Title Insurance Can Help Protect Your Real Estate Investment

Losses that may occur from deals such as building loan certificates, title records are protected by title insurance policies. Both the owner of the property and the lenders use title insurance to protect their real estate investment from unpredicted title problems. The main difference that separates title insurance and property insurance is that title insurance defends against the past as well as the future.

Title insurance can be obtained for either residential or commercial real estate. Even though it has been used for years in the U.S., it just lately become popular in Canada through companies such as First Canadian Title or other such companies. The highest policy payout of the majority title insurance is limited to the purchase price, however inflation riders may be added to account for the future value of the home.

Canadian title insurance companies take care of most of the problems that improper documentation may create in real estate deals. These include problems resulting from outstanding liens resulting from mortgages, judgments, tax arrears or utility bills. Right of access problems, third party interest in the title, defects in the filing of the official documentation and improperly signed, sealed or delivered documents are other factors covered by title insurance. The troubles these issues cause for Barrie real estate and other areas has made this type of coverage popular.

Extended policies can cover such issues as theft of one’s identity which result from forgery or from any future incompetence or deceit that can influence the title later as well as any covenants or barriers that can restrict the use of land and even builder’s liens. There are even stipulations for breaking of zoning laws or municipal bylaws due to existing structures or other easement problems. Of course, any contest over rights’ possession which arise from rentals, family law, options for homestead riders in addition to property access issues are also addressed by title insurance policies. This gives purchaser of Georgetown real estate, and real estate as a whole, some reassurances.

Basically there are four different kinds of title insurance available to both lenders and buyers. The normal coverage policy will protect you from fraudulent activity, errors in document filings, or improper marital declarations and recorded deeds. An expanded insurance policy tacks on coverage for deficiencies to the property not uncovered by inspection and also protects the rights of the parties that are in possession of the property. It is as a result of this coverage that has ushered many purchasers of Etobicoke real estate to not even consider buying without it.

Institutions and person’s carrying a mortgage can obtain a mortgagee’s policy, and for borrowers against property there is owner’s coverage. The stake of leaseholders are protected in separate policies, referred to as leaseholder policies, and the purchasers of property may seek title insurance that applies to a certificate of sale. Title insurance policy continues to be valid as long as the owner retains their interest, and generally title insurance is carried over with the property in case of the owner’s passing.

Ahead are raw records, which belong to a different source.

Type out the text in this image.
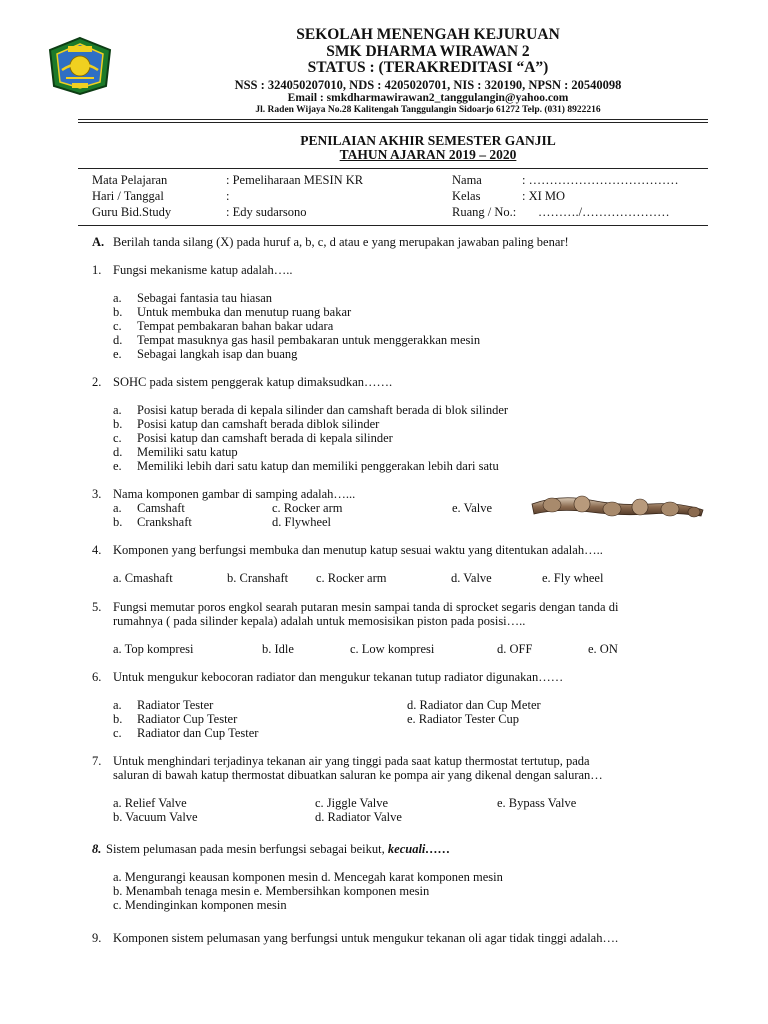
SEKOLAH MENENGAH KEJURUAN
SMK DHARMA WIRAWAN 2
STATUS : (TERAKREDITASI “A”)
NSS : 324050207010, NDS : 4205020701, NIS : 320190, NPSN : 20540098
Email : smkdharmawirawan2_tanggulangin@yahoo.com
Jl. Raden Wijaya No.28 Kalitengah Tanggulangin Sidoarjo 61272 Telp. (031) 8922216
PENILAIAN AKHIR SEMESTER GANJIL
TAHUN AJARAN 2019 – 2020
Mata Pelajaran	: Pemeliharaan MESIN KR
Hari / Tanggal	:
Guru Bid.Study	: Edy sudarsono
Nama	: ………………………………
Kelas	: XI MO
Ruang / No.: ………./…………………
A. Berilah tanda silang (X) pada huruf a, b, c, d atau e yang merupakan jawaban paling benar!
1. Fungsi mekanisme katup adalah…..
a. Sebagai fantasia tau hiasan
b. Untuk membuka dan menutup ruang bakar
c. Tempat pembakaran bahan bakar udara
d. Tempat masuknya gas hasil pembakaran untuk menggerakkan mesin
e. Sebagai langkah isap dan buang
2. SOHC pada sistem penggerak katup dimaksudkan…….
a. Posisi katup berada di kepala silinder dan camshaft berada di blok silinder
b. Posisi katup dan camshaft berada diblok silinder
c. Posisi katup dan camshaft berada di kepala silinder
d. Memiliki satu katup
e. Memiliki lebih dari satu katup dan memiliki penggerakan lebih dari satu
3. Nama komponen gambar di samping adalah…...
a. Camshaft
b. Crankshaft
c. Rocker arm
d. Flywheel
e. Valve
4. Komponen yang berfungsi membuka dan menutup katup sesuai waktu yang ditentukan adalah…..
a. Cmashaft	b. Cranshaft c. Rocker arm	d. Valve	e. Fly wheel
5. Fungsi memutar poros engkol searah putaran mesin sampai tanda di sprocket segaris dengan tanda di
rumahnya ( pada silinder kepala) adalah untuk memosisikan piston pada posisi…..
a. Top kompresi	b. Idle	c. Low kompresi	d. OFF	e. ON
6. Untuk mengukur kebocoran radiator dan mengukur tekanan tutup radiator digunakan……
a. Radiator Tester
b. Radiator Cup Tester
c. Radiator dan Cup Tester
d. Radiator dan Cup Meter
e. Radiator Tester Cup
7. Untuk menghindari terjadinya tekanan air yang tinggi pada saat katup thermostat tertutup, pada
saluran di bawah katup thermostat dibuatkan saluran ke pompa air yang dikenal dengan saluran…
a. Relief Valve
b. Vacuum Valve
c. Jiggle Valve
d. Radiator Valve
e. Bypass Valve
8. Sistem pelumasan pada mesin berfungsi sebagai beikut, kecuali……
a. Mengurangi keausan komponen mesin d. Mencegah karat komponen mesin
b. Menambah tenaga mesin e. Membersihkan komponen mesin
c. Mendinginkan komponen mesin
9. Komponen sistem pelumasan yang berfungsi untuk mengukur tekanan oli agar tidak tinggi adalah….
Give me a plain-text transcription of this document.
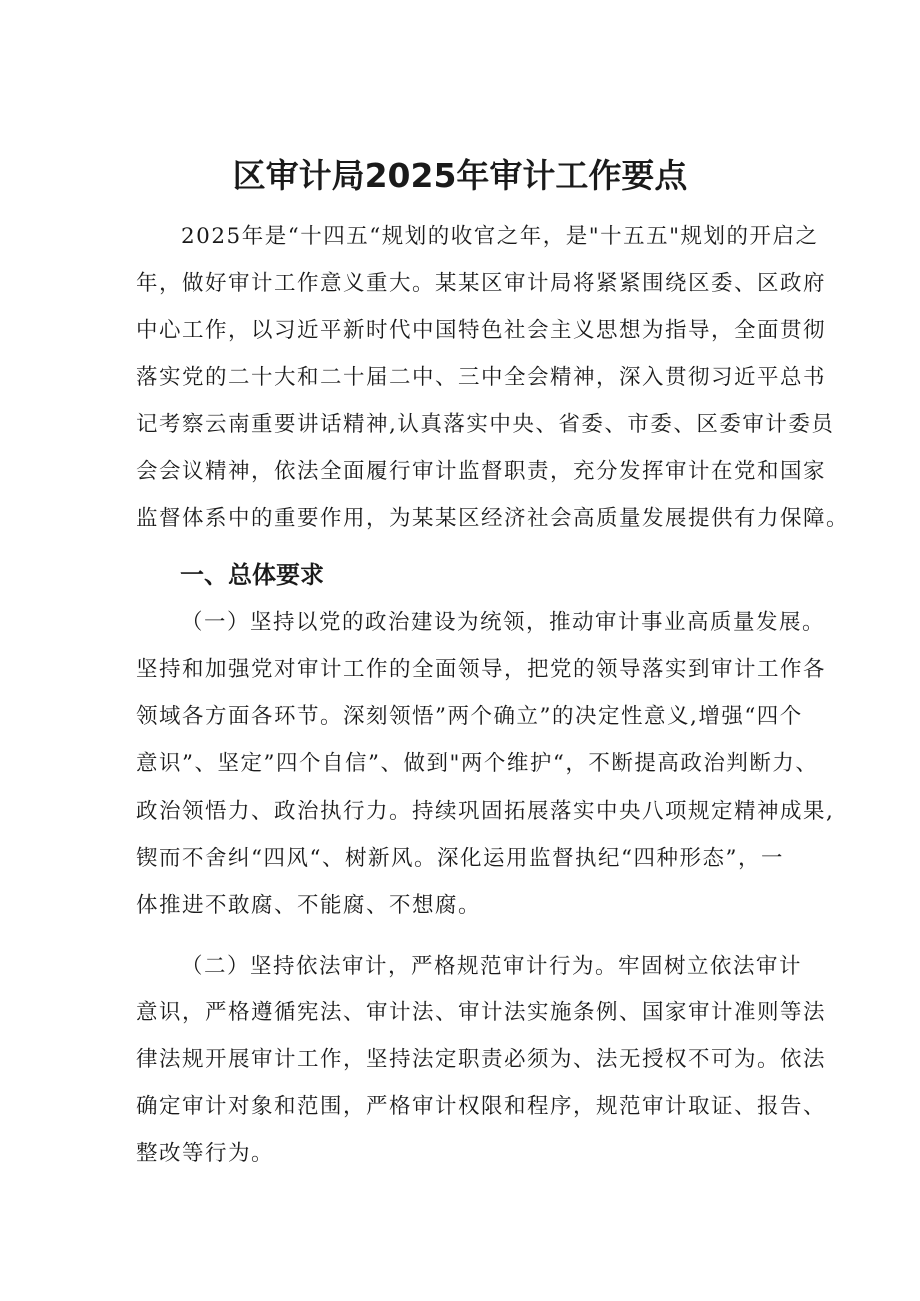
区审计局2025年审计工作要点
2025年是“十四五“规划的收官之年，是"十五五"规划的开启之
年，做好审计工作意义重大。某某区审计局将紧紧围绕区委、区政府
中心工作，以习近平新时代中国特色社会主义思想为指导，全面贯彻
落实党的二十大和二十届二中、三中全会精神，深入贯彻习近平总书
记考察云南重要讲话精神,认真落实中央、省委、市委、区委审计委员
会会议精神，依法全面履行审计监督职责，充分发挥审计在党和国家
监督体系中的重要作用，为某某区经济社会高质量发展提供有力保障。
一、总体要求
（一）坚持以党的政治建设为统领，推动审计事业高质量发展。
坚持和加强党对审计工作的全面领导，把党的领导落实到审计工作各
领域各方面各环节。深刻领悟”两个确立”的决定性意义,增强“四个
意识”、坚定”四个自信”、做到"两个维护“，不断提高政治判断力、
政治领悟力、政治执行力。持续巩固拓展落实中央八项规定精神成果,
锲而不舍纠“四风“、树新风。深化运用监督执纪“四种形态”，一
体推进不敢腐、不能腐、不想腐。
（二）坚持依法审计，严格规范审计行为。牢固树立依法审计
意识，严格遵循宪法、审计法、审计法实施条例、国家审计准则等法
律法规开展审计工作，坚持法定职责必须为、法无授权不可为。依法
确定审计对象和范围，严格审计权限和程序，规范审计取证、报告、
整改等行为。
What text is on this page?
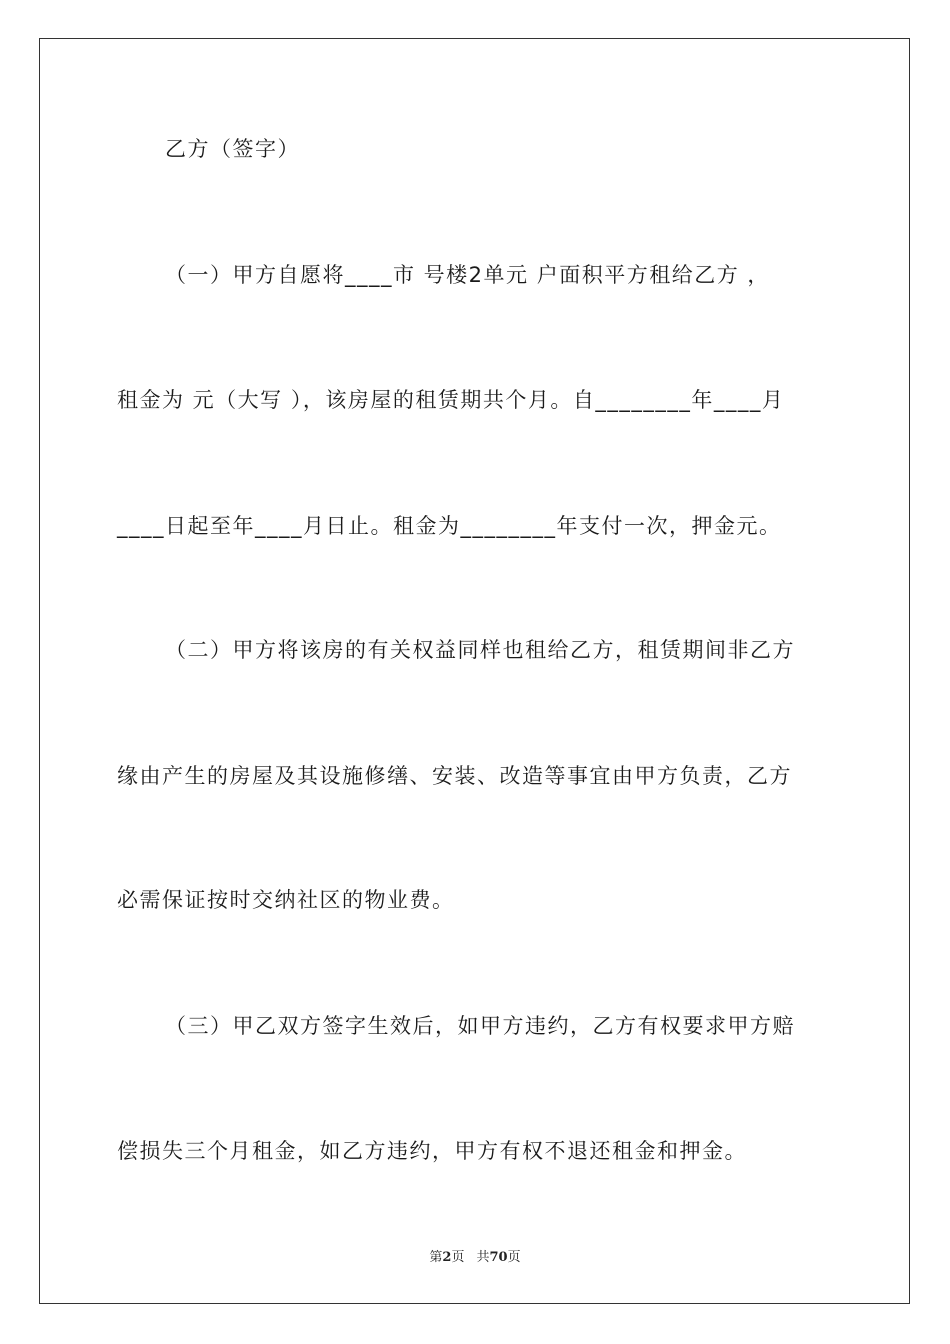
乙方（签字）
（一）甲方自愿将____市 号楼2单元 户面积平方租给乙方 ，
租金为 元（大写 ），该房屋的租赁期共个月。自________年____月
____日起至年____月日止。租金为________年支付一次，押金元。
（二）甲方将该房的有关权益同样也租给乙方，租赁期间非乙方
缘由产生的房屋及其设施修缮、安装、改造等事宜由甲方负责，乙方
必需保证按时交纳社区的物业费。
（三）甲乙双方签字生效后，如甲方违约，乙方有权要求甲方赔
偿损失三个月租金，如乙方违约，甲方有权不退还租金和押金。
第2页 共70页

One way to determine a good real estate deal is to ensure the property qualifies for title insurance, which means it has the necessary records in place to make it an acceptable risk. If a policy is purchased before the possession date, it get rid of the need to obtain a copy of the survey. This frees up a considerable sum in initial expenditures.

Author Bio: Stefan Hyross has been researching many property markets and topics. Search for real estate in Barrie and as well Georgetown real estate online. You can also find current Etobicoke real estate news and information.